If you’re after another hit of The Grand Tour, you’ll have to wait a while. The series abandoned its tent studio-based format early in 2019 to focus on feature-length specials, and thus far, there’s been a gap of a year between each one.
Seaman arrived in December 2019, with A Massive Hunt following around the same time in 2020. The third has already been shot in Scotland, and we’ve been told it’s going to be out by the end of the year, so don’t be surprised if that December window is used once more. For now, if you want to see Jeremy Clarkson doing Jeremy Clarkson things, it involves watching his new farming show. And that’s just fine by me.
Amazon Prime Video released all eight episodes of Clarkson’s Farm last week, and although I’ve so far only caught the first instalment, early signs are very good. Although it’s a bit of an apples to oranges kind of deal, it’s impossible not to make comparisons with The Grand Tour.
Early on, it seems to be business as usual, as Jeremy predictably buys an expensive and enormously complicated Lamborghini tractor. Which is much too big. But from that point on, it’s clear this is Clarkson in a relaxed, more genuine and less brash form than we’re used to via TGT.
The enormity of the task he’s set himself soon hits home. Clarkson has owned the 1000-acre ‘Diddly Squat’ property since 2008, and despite having no agricultural experience, he decided to have a go at cultivating it when the previous farmer retired. Yes, the content goldmine this presented wouldn’t have been lost on the former Top Gear host, but in the first episode, we see someone who realises he’s bitten off more than he can chew.
The key to making it all work is the supporting players who are more than happy to counter Jeremy’s ‘I know best’ mentality. We have Charlie Ireland, who carefully and calmly explains the ins and outs of the business of farming. Ellen Helliwell, a shepherd who repeatedly points out that Jeremy’s bought too big a tractor. And most importantly, the fantastically blunt Kaleb Cooper, a former Diddly Squat employee who has no trouble calling out bullshit when he sees it.
The show’s about more than just the fish out of water scenario and the resulting amusement, though. It doesn’t shy away from the convoluted mechanics of farming, meaning there’s much to be learned here. Watch all eight episodes, and I suspect you’ll come away with a new appreciation of how your dinner’s ingredients made it to the supermarket.

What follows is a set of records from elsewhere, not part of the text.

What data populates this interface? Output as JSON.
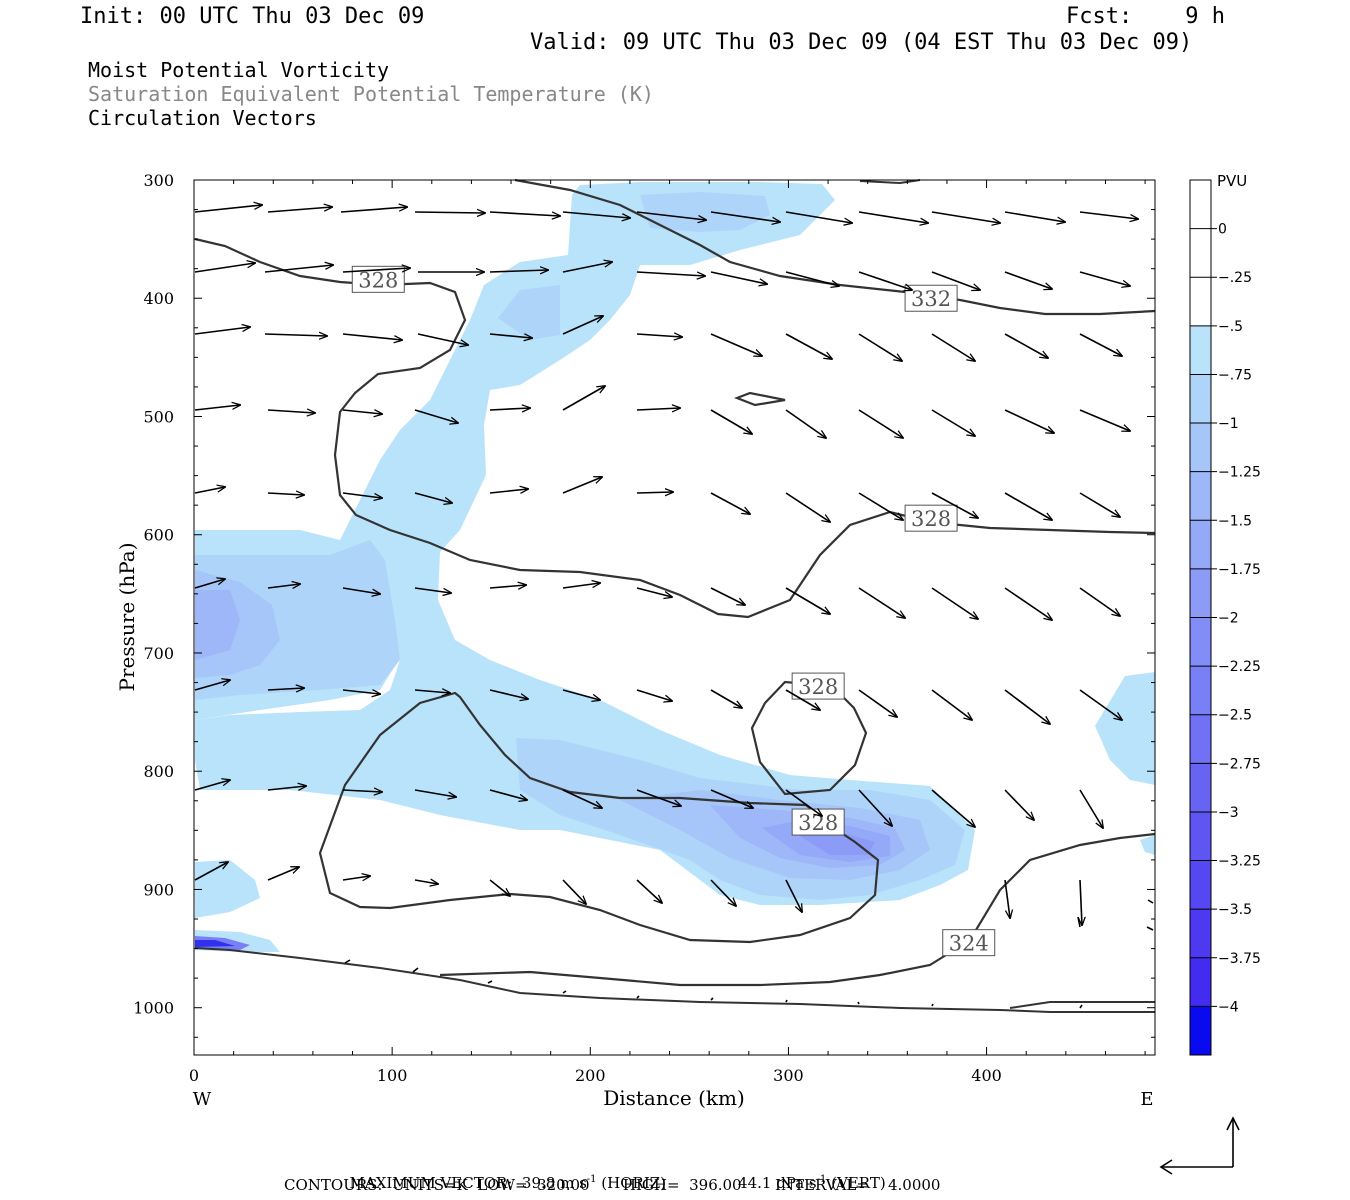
{
  "header": {
    "init": "Init: 00 UTC Thu 03 Dec 09",
    "fcst": "Fcst:    9 h",
    "valid": "Valid: 09 UTC Thu 03 Dec 09 (04 EST Thu 03 Dec 09)",
    "fields": [
      "Moist Potential Vorticity",
      "Saturation Equivalent Potential Temperature (K)",
      "Circulation Vectors"
    ]
  },
  "footer": {
    "line1_a": "MAXIMUM VECTOR:  39.8 m s",
    "line1_sup1": "-1",
    "line1_b": " (HORIZ)",
    "line1_c": "44.1 dPa s",
    "line1_sup2": "-1",
    "line1_d": " (VERT)",
    "line2": "CONTOURS:  UNITS=K  LOW=  320.00       HIGH=  396.00       INTERVAL=    4.0000"
  },
  "chart_data": {
    "type": "cross-section",
    "xlabel": "Distance (km)",
    "ylabel": "Pressure (hPa)",
    "xlim": [
      0,
      485
    ],
    "ylim": [
      300,
      1040
    ],
    "x_ticks": [
      0,
      100,
      200,
      300,
      400
    ],
    "y_ticks": [
      300,
      400,
      500,
      600,
      700,
      800,
      900,
      1000
    ],
    "x_end_labels": {
      "left": "W",
      "right": "E"
    },
    "colorbar": {
      "title": "PVU",
      "levels": [
        "0",
        "-.25",
        "-.5",
        "-.75",
        "-1",
        "-1.25",
        "-1.5",
        "-1.75",
        "-2",
        "-2.25",
        "-2.5",
        "-2.75",
        "-3",
        "-3.25",
        "-3.5",
        "-3.75",
        "-4"
      ],
      "colors": [
        "#ffffff",
        "#ffffff",
        "#b8e3fa",
        "#afd4fa",
        "#a6c5f9",
        "#9db7f8",
        "#94a9f7",
        "#8b9bf6",
        "#828df5",
        "#797ff4",
        "#7071f4",
        "#6763f3",
        "#5e55f2",
        "#5547f1",
        "#4c39f0",
        "#432bef",
        "#0a0af0"
      ]
    },
    "contour_labels": [
      {
        "text": "328",
        "x": 93,
        "p": 384
      },
      {
        "text": "332",
        "x": 372,
        "p": 400
      },
      {
        "text": "328",
        "x": 372,
        "p": 586
      },
      {
        "text": "328",
        "x": 315,
        "p": 728
      },
      {
        "text": "328",
        "x": 315,
        "p": 843
      },
      {
        "text": "324",
        "x": 391,
        "p": 945
      }
    ],
    "contour_units": "K",
    "contour_low": 320.0,
    "contour_high": 396.0,
    "contour_interval": 4.0,
    "max_vector_horiz_m_s": 39.8,
    "max_vector_vert_dPa_s": 44.1
  }
}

You might also yearn for The Grand Tour to be toned down a touch. All too often, the show seems to revolve around spending as much money as possible. Usually on pyrotechnics. It has a forced feeling to it that simply wasn’t there during the golden era of Top Gear, which Clarkson’s Farm proves isn’t necessary.
Whether you love or abhor the controversial Clarkson, he is undeniably a fantastic broadcaster and an eminently watchable personality, whether power sliding a supercar or getting kicked in the balls by livestock. On TGT, we often get an exaggerated version of the man who’s far less entertaining. It’s the same deal for the other two - Our Man In Japan proved for James May that he’s better without the explosions and heavily manufacturered drama. Richard Hammond’s The Great Escapists went the other way meanwhile by fully embracing the silliness.
There’s a question of how much longer the three will be willing to carry on with The Grand Tour, but there’s still time to bring back the magic that had us tuning into Top Gear week after week all those years ago. As we’ve seen from the presenters’ extra curicular Amazon activities, all it’ll take is a more relaxed approach.